Current Corn Field Crises

1. The Village of Smuglye-on-Lake  is angry with the federal government.  Washington census snoopers report a 2010 population of less than 350 compared to the 2000 figure of more than 450.  This will result in a massive loss of federal dollars which we might be able to use, for instance, to help enforce the new cat law. This statute makes it a criminal act to feed any cat for which the SOL resident cannot prove ownership.

(I am working on a suggested ordinance to require common-sense registration and and regulation of cats, feral and domestic. It's for the children.)


2.  Our largest newspaper mourns the possibility of reduced federal block grant programs. For one thing, cuts would defund rehabilitation slush pots for a neighborhood in Des Moines where "In 2001, 45 percent of the houses in the neighborhood had conditions rated "below normal" or worse...: 

Nine years and $2.7 million later, the neighborhood boasts "... the proportion of properties in "below normal" or worse condition is down to 24 percent. 

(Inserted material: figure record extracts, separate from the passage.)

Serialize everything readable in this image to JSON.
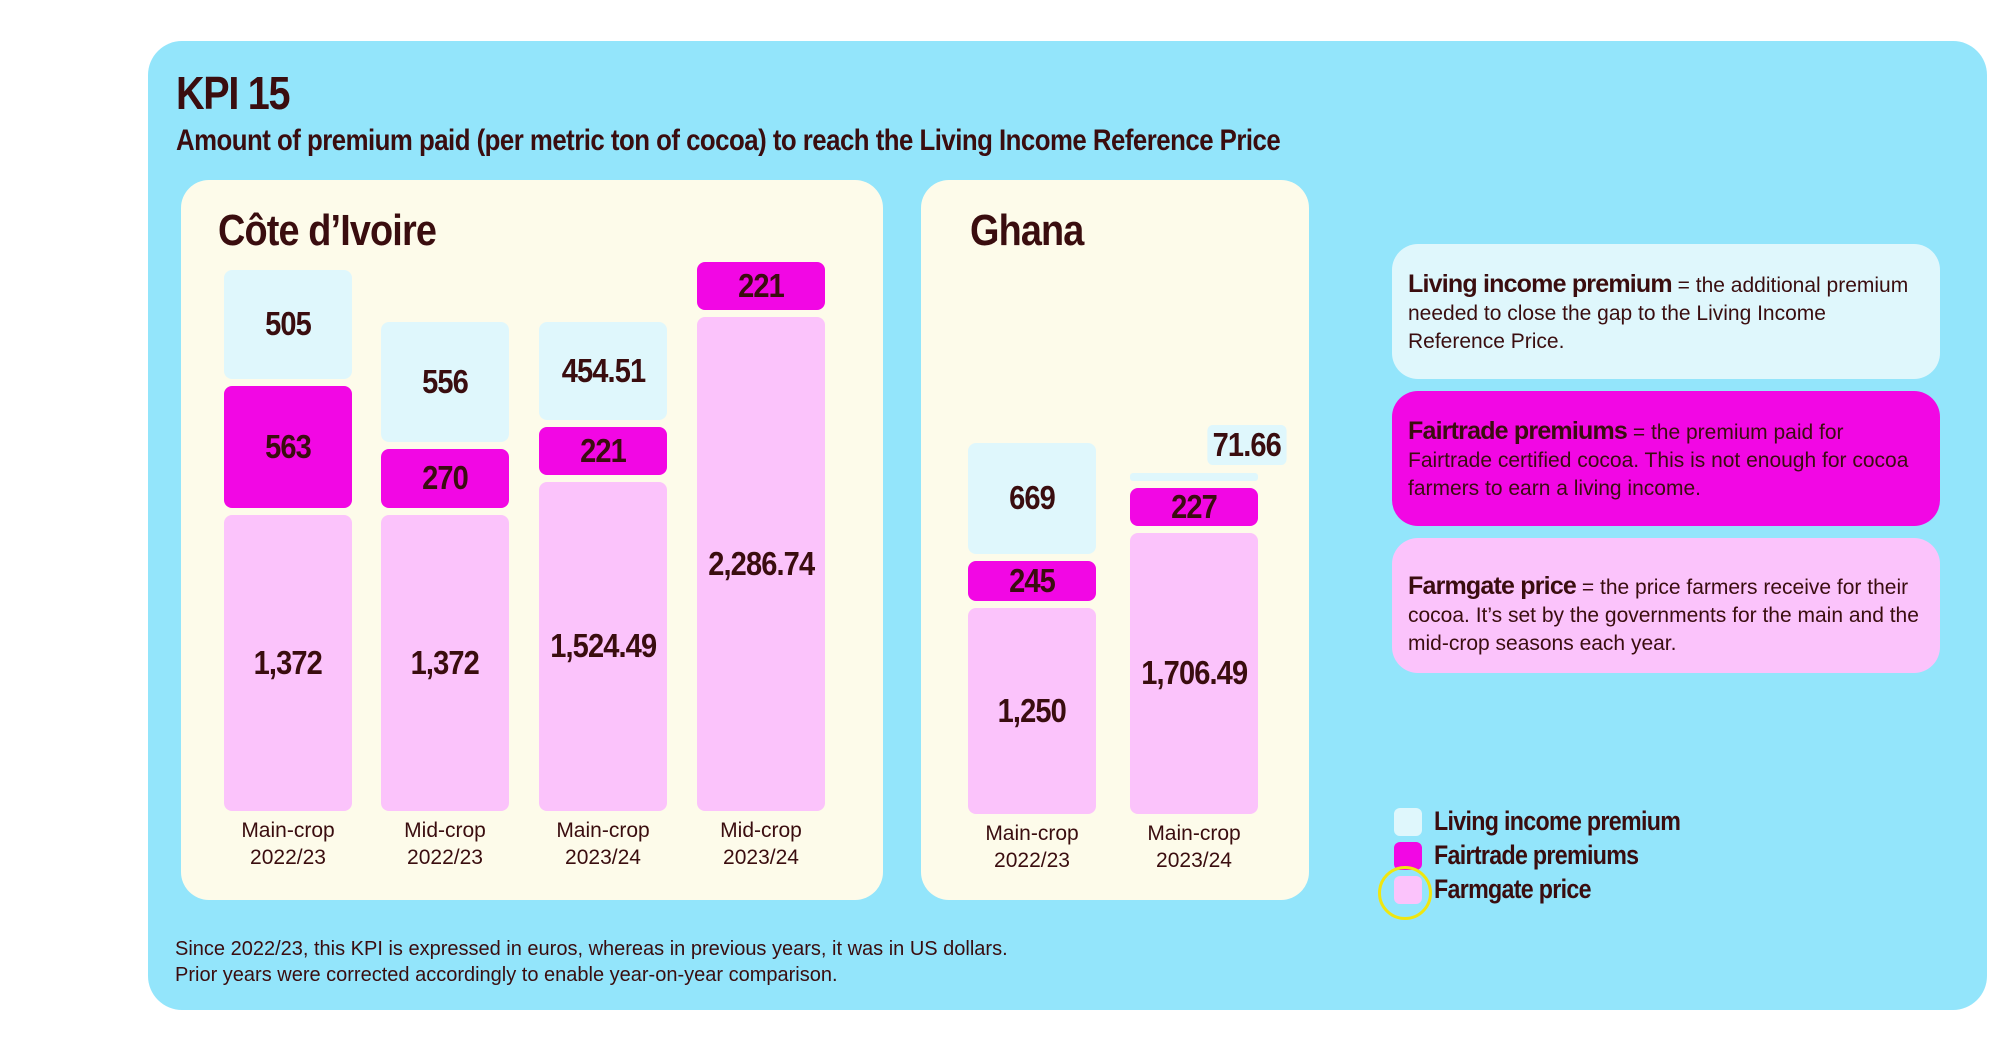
{
  "kpi_title": "KPI 15",
  "subtitle": "Amount of premium paid (per metric ton of cocoa) to reach the Living Income Reference Price",
  "colors": {
    "background": "#93e5fb",
    "panel": "#fdfbea",
    "living_income_premium": "#dff7fc",
    "fairtrade_premiums": "#f207e4",
    "farmgate_price": "#fbc3fb",
    "text": "#3a0d0f"
  },
  "chart_data": [
    {
      "type": "bar",
      "stacked": true,
      "title": "Côte d’Ivoire",
      "categories": [
        [
          "Main-crop",
          "2022/23"
        ],
        [
          "Mid-crop",
          "2022/23"
        ],
        [
          "Main-crop",
          "2023/24"
        ],
        [
          "Mid-crop",
          "2023/24"
        ]
      ],
      "series": [
        {
          "name": "Farmgate price",
          "values": [
            1372,
            1372,
            1524.49,
            2286.74
          ],
          "labels": [
            "1,372",
            "1,372",
            "1,524.49",
            "2,286.74"
          ]
        },
        {
          "name": "Fairtrade premiums",
          "values": [
            563,
            270,
            221,
            221
          ],
          "labels": [
            "563",
            "270",
            "221",
            "221"
          ]
        },
        {
          "name": "Living income premium",
          "values": [
            505,
            556,
            454.51,
            0
          ],
          "labels": [
            "505",
            "556",
            "454.51",
            ""
          ]
        }
      ]
    },
    {
      "type": "bar",
      "stacked": true,
      "title": "Ghana",
      "categories": [
        [
          "Main-crop",
          "2022/23"
        ],
        [
          "Main-crop",
          "2023/24"
        ]
      ],
      "series": [
        {
          "name": "Farmgate price",
          "values": [
            1250,
            1706.49
          ],
          "labels": [
            "1,250",
            "1,706.49"
          ]
        },
        {
          "name": "Fairtrade premiums",
          "values": [
            245,
            227
          ],
          "labels": [
            "245",
            "227"
          ]
        },
        {
          "name": "Living income premium",
          "values": [
            669,
            71.66
          ],
          "labels": [
            "669",
            "71.66"
          ]
        }
      ]
    }
  ],
  "definitions": [
    {
      "term": "Living income premium",
      "text": "= the additional premium needed to close the gap to the Living Income Reference Price."
    },
    {
      "term": "Fairtrade premiums",
      "text": "= the premium paid for Fairtrade certified cocoa. This is not enough for cocoa farmers to earn a living income."
    },
    {
      "term": "Farmgate price",
      "text": "= the price farmers receive for their cocoa. It’s set by the governments for the main and the mid-crop seasons each year."
    }
  ],
  "legend": [
    "Living income premium",
    "Fairtrade premiums",
    "Farmgate price"
  ],
  "footnote": "Since 2022/23, this KPI is expressed in euros, whereas in previous years, it was in US dollars. Prior years were corrected accordingly to enable year-on-year comparison."
}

Some kind of a Garrison Keillor moment exists here. My reading of Pascal, Pythagoras,  Obama,  and other great number thinkers suggests that normal is that mathematical point  on a continuum at which about half of whateverthefreak you are counting lies above and half below.

I was pretty lame in arithmetic class, so I may be wrong. But if I happen to nail it here, it seems to me that federal grant money disrupts the entire mathematical underpinning of our universe, and we are about to face a drastically altered reality.

Why, in such a parallelish universe we might even have a left-wing American leader -- elected on an anti-war, anti-intervention platform --  lobbing cruise missiles at starving camel drivers and keeping the Gitmo jail open and okaying military tribunals for former starving camel drivers.

Mar 21, 2011

Speaking of the CIA and Muslim leaders...

From our Oldies but Goodies file, William F.Buckley in 1957:


The attempted assassination of Sukarno last week had all the earmarks of a CIA operation. Everyone in the room was killed except Sukarno.